Parce que cette Coupe du monde pose des contraintes logistiques immenses. Entre les États-Unis, le Canada et le Mexique, certains enchaînements étaient quasiment impossibles. Nous avons travaillé très tôt sur les rotations avec notre département voyages et nous nous sommes rendu compte que certains trajets auraient épuisé les équipes. Le but d’une Coupe du monde n’est pas d’avoir des commentateurs qui passent leur temps dans les aéroports, à courir après des correspondances ou à gérer des problèmes logistiques. Je préfère qu’ils soient concentrés sur leur préparation éditoriale, le suivi des sélections et la qualité de leurs analyses.

MEDIA +

Ce choix ne risque-t-il pas de faire perdre de l’émotion ?

FLORENT HOUZOT

Honnêtement, non. Aujourd’hui, les outils techniques permettent une immersion extrêmement forte. Nous travaillons le son depuis plusieurs années. Les commentateurs auront un mixage très immersif dans le casque, avec l’ambiance du stade quasiment en temps réel. Et il faut aussi être réaliste: dans certains stades immenses, les positions des commentateurs sont tellement éloignées du terrain que beaucoup finissent déjà par commenter à partir des écrans. Le plus important reste la qualité éditoriale.

MEDIA +

Il y aura tout de même une présence importante sur le terrain ?

FLORENT HOUZOT

Oui.
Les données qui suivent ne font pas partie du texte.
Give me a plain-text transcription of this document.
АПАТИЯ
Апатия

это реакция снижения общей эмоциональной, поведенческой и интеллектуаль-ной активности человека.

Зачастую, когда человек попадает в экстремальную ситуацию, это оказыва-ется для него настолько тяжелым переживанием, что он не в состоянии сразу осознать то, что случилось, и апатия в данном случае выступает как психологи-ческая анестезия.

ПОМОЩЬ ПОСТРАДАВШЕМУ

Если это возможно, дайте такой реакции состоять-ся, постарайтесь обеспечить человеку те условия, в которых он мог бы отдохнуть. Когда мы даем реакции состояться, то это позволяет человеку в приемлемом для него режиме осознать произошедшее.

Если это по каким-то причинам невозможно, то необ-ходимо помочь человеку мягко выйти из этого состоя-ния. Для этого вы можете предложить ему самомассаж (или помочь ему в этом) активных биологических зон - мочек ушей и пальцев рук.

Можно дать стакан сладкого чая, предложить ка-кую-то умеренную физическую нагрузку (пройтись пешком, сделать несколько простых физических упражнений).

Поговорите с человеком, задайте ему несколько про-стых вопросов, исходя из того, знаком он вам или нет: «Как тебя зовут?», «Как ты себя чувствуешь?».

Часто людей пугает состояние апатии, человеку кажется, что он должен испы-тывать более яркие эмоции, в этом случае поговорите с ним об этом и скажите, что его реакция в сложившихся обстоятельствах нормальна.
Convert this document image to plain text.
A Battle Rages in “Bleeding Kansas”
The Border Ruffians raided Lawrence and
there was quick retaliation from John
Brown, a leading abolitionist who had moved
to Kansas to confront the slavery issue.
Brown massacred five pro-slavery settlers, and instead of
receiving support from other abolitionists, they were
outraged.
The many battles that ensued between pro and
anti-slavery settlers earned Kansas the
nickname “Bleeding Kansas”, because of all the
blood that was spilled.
Une quinzaine de reporters seront sur place pour apporter ce que le studio ne peut pas apporter : l’ambiance, les duplex, les entraînements, les zones mixtes, les réactions, les coulisses, les informations autour des sélections. Leur rôle sera de nourrir l’antenne avec du contenu journalistique, des reportages, des interventions en bord terrain et des sujets préparés en amont.

MEDIA +

La mode des créateurs de contenu en bord terrain, façon M6, ne vous intéresse pas ?

FLORENT HOUZOT

Nous retrouverons Nico Colombien sur le digital, qui officie déjà sur «Safe Play» auprès d’une large communauté et qui proposera une émission sur YouTube pendant la compétition. Côté antenne, beIN SPORTS est une chaîne de sport payante qui s’adresse avant tout à des passionnés de football. Nos abonnés attendent des commentaires professionnels, des analyses de consultants, de l’objectivité et de l’expertise. C’est ce que nous voulons continuer à leur offrir en mobilisant l’ensemble de nos équipes éditoriales.

MEDIA +

Vous allez renforcer la place de l’arbitrage dans votre couverture. Pourquoi ?

FLORENT HOUZOT

Parce que l’arbitrage est devenu un élément structurant du football moderne. On le voit chaque semaine: une décision, une interprétation ou un usage de la VAR (Video Assistant Referee) peuvent changer le cours d’un match. Nous allons donc intégrer Franck Schneider, un ancien arbitre professionnel à notre dispositif. Son rôle sera d’expliquer les règles, les décisions et les interprétations. Il pourra intervenir dans les avant-matchs, pendant les matchs ou dans les débriefs. L’idée n’est pas d’ajouter de la polémique, mais au contraire d’apporter de la pédagogie. À la fin d’un débat, notre consultant arbitrage pourra rappeler la règle et expliquer pourquoi l’arbitre a pris telle ou telle décision.